Each flight was an entirely unique experience – sometimes exhilarating, frustrating, annoying, or even frightening. (Technical problems do happen!)
You always worked with a different set of people in a confined space so your skills in getting along with others were always tested. I was fortunate to have met and made friends with several wonderful people. However, sometimes, you had the bad fortune of having co-workers who seemed to have sworn themselves to wickedness – such unhappy creatures.
And then there were still the passengers to deal with – who could be nasty, naughty or nice.
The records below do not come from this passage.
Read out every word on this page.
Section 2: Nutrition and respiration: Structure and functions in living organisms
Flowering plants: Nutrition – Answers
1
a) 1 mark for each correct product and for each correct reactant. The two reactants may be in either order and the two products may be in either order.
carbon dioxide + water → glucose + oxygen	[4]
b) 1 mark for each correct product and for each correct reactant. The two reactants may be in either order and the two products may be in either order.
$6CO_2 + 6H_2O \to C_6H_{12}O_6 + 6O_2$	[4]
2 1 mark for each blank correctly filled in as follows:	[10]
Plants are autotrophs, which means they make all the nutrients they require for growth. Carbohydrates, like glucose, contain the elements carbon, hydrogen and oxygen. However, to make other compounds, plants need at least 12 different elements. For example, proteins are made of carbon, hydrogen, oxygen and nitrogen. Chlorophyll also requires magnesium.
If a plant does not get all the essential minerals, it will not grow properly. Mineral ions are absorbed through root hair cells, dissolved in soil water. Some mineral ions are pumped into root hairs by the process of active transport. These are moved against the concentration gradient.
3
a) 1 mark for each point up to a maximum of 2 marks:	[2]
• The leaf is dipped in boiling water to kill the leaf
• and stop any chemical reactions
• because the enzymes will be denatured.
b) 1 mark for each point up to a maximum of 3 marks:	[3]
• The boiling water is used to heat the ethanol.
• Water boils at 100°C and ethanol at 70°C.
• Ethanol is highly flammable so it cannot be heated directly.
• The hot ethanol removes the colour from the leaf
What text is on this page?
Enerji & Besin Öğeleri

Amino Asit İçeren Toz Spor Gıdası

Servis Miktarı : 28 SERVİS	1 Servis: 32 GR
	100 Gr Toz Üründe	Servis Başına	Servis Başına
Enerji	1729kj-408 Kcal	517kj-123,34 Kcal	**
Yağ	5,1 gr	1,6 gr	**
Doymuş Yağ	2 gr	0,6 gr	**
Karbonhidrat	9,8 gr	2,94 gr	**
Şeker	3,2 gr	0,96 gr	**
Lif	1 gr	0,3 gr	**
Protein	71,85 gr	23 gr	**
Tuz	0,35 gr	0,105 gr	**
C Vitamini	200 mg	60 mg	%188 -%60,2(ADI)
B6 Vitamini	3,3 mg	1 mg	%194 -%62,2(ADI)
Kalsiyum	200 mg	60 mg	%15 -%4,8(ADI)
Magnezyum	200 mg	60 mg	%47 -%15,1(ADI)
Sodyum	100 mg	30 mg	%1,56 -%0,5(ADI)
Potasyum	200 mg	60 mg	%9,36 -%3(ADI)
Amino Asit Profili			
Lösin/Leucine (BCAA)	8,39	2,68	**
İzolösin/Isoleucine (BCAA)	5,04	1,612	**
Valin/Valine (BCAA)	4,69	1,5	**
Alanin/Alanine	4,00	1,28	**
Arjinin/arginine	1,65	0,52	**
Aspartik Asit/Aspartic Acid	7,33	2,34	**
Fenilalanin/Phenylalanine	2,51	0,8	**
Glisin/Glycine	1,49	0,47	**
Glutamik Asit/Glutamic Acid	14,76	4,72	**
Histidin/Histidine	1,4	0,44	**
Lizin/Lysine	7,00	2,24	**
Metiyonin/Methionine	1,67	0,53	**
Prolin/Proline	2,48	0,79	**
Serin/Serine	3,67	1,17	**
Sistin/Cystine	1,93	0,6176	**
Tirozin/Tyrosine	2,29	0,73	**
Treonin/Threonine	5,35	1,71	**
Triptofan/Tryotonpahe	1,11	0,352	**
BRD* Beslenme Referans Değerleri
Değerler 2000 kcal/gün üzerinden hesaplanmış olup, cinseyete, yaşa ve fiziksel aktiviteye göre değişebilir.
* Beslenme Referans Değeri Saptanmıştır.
I was a flight attendant for two years. The time I spent there influenced my work ethic in a big way. It taught me valuable lessons in discipline, humility, hard work, perseverance, tolerance, professionalism, and so many other things.
Even now, it is disappointing that there is still so much that people do not understand about flight attendants.
It is not uncommon for flight attendants to be called dignified waitresses and be depicted in unflattering ways. People do not know the rigorous training that a flight attendant has to pass before she is allowed to “fly” or “given her wings”.
The flight attendant’s main duty is to ensure, first, the safety, and then, the comfort of the passengers. The fact that they are prettified is only a bonus or a marketing strategy. These good-looking flight attendants are actually capable of administering first aid, extinguishing different types of fires, disarming a hijacker and facilitating an evacuation and leading one to safety.
So the next time you are flying the friendly skies, do remember that it takes more than an eyelash curler, lipstick and a blusher to become a flight attendant. They are not models or mannequins. A majority of them have college degrees. Some even have masteral degrees and are licensed engineers, former bankers, or some other professionals who merely decided to switch careers.
So, stop ogling at your flight attendant. You can actually strike up a conversation with them and realize that beneath the charming smile, they are actually thinking creatures who are yearning for some intelligent conversation from their passengers.